Insomma, aziende ridotte ad essere da una parte meri stipendifici alimentati dal debito pubblico nazionale e dall’altra utile sistema adulterato/drogato per tenere in vita imprese fornitrici che ne hanno fatto il loro unico bacino di alimentazione. Peraltro, lo stipendificio, farcito di nullafacenti autorizzati (me compreso ovviamente), ha determinato il paradosso di aziende inefficienti dal punto di vista organizzativo che, proprio per la presenza di organici gonfiati all’inverosimile, non ha prodotto un servizio di alta qualità, come era lecito attendersi. Anzi, la pletora di personale ha determinato una disgregante deresponsabilizzazione che ora, nel momento della crisi, si manifesta in tutta la sua clamorosa caoticità.
Stupisce, poi, che proprio alcuni di quelli maggiormente coinvolti nel sistema consociativo formatosi fra aziende di TPL ed imprese fornitrici, siano oggi, colpiti da improvvisa redenzione, fra i più tenaci e strenui sostenitori della campagna di petizione pubblica. Sembra quasi, ma ci si potrebbe sbagliare, che in loro alberghi più la nostalgia per un passato dorato svanito improvvisamente che un reale amore per aziende dal nobile passato, ora sinistramente decadute. Insomma, sembra prevalere la difesa di interessi individuali più che la salvaguardia di un bene comune.
Peraltro, tra i clienti il clima è di disaffezione generale, anzi serpeggia una sorta odio di classe. Da una parte gli iperprivilegiati (noi) e dall’altra intere schiere di defraudati di ogni diritto (i viaggiatori), costretti ad usare per meri motivi economici un servizio che poco conserva di umano. La totale assenza di una seria e costante politica di comunicazione esterna, che avrebbe dovuto essere praticata da tutti i sindacati, ha creato una irrimediabile spaccatura fra clienti e lavoratori del TPL, anche se entrambe le parti teoricamente dovrebbero essere dallo stesso lato della barricata. La terribile realtà è, invece, che i cittadini, che sono in definitiva i veri azionisti di queste aziende, si sentono lontanissimi dai problemi dei lavoratori che, peraltro, essi vedono giustamente come abitanti di un altro pianeta finora dorato e spensierato.

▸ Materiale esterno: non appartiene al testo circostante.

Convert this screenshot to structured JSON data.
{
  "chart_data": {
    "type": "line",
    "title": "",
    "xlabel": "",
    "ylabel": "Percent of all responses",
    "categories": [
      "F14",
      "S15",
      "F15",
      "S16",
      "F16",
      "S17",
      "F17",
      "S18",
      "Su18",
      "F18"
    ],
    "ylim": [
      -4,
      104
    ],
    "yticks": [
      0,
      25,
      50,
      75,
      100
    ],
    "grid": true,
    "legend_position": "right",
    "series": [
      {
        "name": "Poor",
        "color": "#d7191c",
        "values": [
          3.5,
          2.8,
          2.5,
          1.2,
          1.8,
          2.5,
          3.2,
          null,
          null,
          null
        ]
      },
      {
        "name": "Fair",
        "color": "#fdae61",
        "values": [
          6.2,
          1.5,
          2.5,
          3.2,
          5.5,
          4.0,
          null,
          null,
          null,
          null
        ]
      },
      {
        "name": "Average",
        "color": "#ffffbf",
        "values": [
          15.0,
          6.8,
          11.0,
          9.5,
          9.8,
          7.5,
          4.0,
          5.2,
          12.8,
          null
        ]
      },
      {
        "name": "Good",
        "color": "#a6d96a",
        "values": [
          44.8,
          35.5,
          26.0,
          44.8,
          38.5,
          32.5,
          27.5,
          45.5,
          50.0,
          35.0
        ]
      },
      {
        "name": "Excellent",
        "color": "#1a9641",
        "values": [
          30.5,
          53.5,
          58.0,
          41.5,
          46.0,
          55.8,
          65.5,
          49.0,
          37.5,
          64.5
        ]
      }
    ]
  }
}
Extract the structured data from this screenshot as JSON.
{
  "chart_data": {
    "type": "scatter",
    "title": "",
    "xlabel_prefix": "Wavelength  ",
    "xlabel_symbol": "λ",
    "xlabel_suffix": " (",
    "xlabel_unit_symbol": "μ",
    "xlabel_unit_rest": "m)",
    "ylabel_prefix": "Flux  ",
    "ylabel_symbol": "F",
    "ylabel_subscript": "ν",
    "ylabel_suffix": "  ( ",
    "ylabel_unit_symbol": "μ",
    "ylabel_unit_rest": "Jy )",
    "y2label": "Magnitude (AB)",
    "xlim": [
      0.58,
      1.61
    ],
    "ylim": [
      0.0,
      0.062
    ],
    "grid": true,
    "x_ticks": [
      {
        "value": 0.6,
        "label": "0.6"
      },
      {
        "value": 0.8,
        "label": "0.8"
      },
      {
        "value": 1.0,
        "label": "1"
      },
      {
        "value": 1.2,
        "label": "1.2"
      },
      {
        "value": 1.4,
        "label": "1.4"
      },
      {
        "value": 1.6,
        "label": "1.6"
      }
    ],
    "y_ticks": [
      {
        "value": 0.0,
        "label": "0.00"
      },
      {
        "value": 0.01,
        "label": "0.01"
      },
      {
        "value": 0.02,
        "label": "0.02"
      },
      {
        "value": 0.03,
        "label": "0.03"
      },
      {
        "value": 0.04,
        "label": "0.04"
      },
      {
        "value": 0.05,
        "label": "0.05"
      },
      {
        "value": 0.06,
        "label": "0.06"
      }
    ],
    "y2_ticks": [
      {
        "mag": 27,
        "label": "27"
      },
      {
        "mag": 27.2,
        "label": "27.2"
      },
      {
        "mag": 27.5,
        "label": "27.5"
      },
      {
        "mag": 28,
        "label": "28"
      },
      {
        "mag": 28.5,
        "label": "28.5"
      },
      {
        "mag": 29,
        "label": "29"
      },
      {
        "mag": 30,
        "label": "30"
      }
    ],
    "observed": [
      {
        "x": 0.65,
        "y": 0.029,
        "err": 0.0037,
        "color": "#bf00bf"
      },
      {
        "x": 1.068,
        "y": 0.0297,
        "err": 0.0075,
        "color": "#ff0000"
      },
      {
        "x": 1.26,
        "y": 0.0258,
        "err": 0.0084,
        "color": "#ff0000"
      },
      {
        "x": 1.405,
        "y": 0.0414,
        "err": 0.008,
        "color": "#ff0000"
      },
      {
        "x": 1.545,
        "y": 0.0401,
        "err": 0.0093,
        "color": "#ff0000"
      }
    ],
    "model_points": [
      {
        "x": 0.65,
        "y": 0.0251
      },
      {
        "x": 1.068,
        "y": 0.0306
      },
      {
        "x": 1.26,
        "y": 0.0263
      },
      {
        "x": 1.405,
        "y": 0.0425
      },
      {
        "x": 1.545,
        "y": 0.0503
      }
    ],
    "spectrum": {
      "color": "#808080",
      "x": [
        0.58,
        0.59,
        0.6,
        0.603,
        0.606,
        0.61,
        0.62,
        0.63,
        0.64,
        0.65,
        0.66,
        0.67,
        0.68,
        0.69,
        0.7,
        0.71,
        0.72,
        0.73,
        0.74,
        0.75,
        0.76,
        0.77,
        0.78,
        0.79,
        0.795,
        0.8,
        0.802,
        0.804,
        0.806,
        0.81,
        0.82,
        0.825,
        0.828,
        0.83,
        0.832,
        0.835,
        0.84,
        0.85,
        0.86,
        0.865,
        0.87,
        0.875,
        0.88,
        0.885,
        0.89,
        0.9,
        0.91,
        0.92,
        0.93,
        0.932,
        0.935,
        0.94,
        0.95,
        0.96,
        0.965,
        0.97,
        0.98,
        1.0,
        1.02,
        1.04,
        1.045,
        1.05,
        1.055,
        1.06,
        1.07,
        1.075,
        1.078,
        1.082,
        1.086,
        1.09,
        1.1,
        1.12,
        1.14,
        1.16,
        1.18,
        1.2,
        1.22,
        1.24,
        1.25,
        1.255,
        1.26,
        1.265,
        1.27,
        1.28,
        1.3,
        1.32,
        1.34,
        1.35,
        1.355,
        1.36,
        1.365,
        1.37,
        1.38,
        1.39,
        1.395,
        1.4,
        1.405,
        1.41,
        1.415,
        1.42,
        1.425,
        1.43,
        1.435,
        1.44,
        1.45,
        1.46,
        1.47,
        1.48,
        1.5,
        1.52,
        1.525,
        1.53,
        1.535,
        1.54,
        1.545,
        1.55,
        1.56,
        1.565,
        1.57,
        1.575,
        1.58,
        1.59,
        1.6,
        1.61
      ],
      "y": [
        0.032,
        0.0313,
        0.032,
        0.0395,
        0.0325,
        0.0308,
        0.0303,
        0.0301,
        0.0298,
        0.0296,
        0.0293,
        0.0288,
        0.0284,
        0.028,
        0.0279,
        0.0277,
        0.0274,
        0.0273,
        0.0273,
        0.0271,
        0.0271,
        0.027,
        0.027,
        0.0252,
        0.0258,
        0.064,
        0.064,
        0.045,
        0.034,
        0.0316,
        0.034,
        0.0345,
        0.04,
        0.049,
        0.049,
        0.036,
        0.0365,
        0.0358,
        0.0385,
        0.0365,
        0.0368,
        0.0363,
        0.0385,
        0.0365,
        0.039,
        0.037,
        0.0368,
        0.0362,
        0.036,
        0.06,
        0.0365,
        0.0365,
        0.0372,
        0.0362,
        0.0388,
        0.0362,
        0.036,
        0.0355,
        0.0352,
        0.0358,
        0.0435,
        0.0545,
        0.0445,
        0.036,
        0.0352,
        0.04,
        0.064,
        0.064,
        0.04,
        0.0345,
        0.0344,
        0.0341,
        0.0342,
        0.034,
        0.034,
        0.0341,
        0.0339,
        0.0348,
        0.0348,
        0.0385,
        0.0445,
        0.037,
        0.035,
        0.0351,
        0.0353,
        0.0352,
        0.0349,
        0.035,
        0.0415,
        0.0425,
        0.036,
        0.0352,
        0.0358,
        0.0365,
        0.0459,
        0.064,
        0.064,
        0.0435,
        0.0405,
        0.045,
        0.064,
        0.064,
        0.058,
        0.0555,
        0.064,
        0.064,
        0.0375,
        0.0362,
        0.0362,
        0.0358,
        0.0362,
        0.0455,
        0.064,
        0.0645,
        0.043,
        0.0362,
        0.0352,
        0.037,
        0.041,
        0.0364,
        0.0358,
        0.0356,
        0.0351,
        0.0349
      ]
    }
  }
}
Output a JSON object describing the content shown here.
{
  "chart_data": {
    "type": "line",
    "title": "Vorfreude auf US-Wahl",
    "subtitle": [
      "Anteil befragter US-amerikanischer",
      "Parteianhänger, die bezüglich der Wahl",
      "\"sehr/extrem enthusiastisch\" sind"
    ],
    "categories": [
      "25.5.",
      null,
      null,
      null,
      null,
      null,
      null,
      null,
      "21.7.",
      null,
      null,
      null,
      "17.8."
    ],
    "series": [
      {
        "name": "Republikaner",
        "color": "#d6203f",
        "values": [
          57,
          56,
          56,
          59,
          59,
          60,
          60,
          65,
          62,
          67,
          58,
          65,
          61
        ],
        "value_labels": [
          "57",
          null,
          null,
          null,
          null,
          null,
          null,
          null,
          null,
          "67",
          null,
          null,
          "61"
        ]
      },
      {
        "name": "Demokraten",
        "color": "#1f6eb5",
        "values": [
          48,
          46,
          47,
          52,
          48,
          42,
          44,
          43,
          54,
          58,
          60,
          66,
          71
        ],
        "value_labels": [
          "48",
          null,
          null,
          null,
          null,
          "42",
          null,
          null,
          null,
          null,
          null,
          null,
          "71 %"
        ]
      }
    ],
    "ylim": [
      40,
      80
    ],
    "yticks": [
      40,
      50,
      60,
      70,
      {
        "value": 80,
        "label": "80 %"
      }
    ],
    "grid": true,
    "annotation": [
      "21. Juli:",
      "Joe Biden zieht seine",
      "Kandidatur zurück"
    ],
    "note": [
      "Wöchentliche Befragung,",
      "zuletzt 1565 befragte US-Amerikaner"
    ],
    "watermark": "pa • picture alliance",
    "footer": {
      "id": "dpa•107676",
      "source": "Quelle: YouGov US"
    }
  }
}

Ecco perché valuto inutile il tentativo di coinvolgerli così tardivamente in una campagna che vedrebbe i cittadini/clienti solo strumentalizzati. Temo, peraltro, che la petizione, partita con vigorosi strombazzamenti, possa rivelarsi addirittura un péto (emissione, più o meno rumorosa, di gas intestinali attraverso l’orifizio anale), magari anchefragoroso e di assoluta risonanza mediatica, ma di scarsa utilità pratica. La situazione richiede decisioni serie e traumatiche, altro che raccolte firme. Se bastasse una bella petizione a salvare la Circum,  si potrebbe firmarla un milione di volte: bastasse già, bastasse già.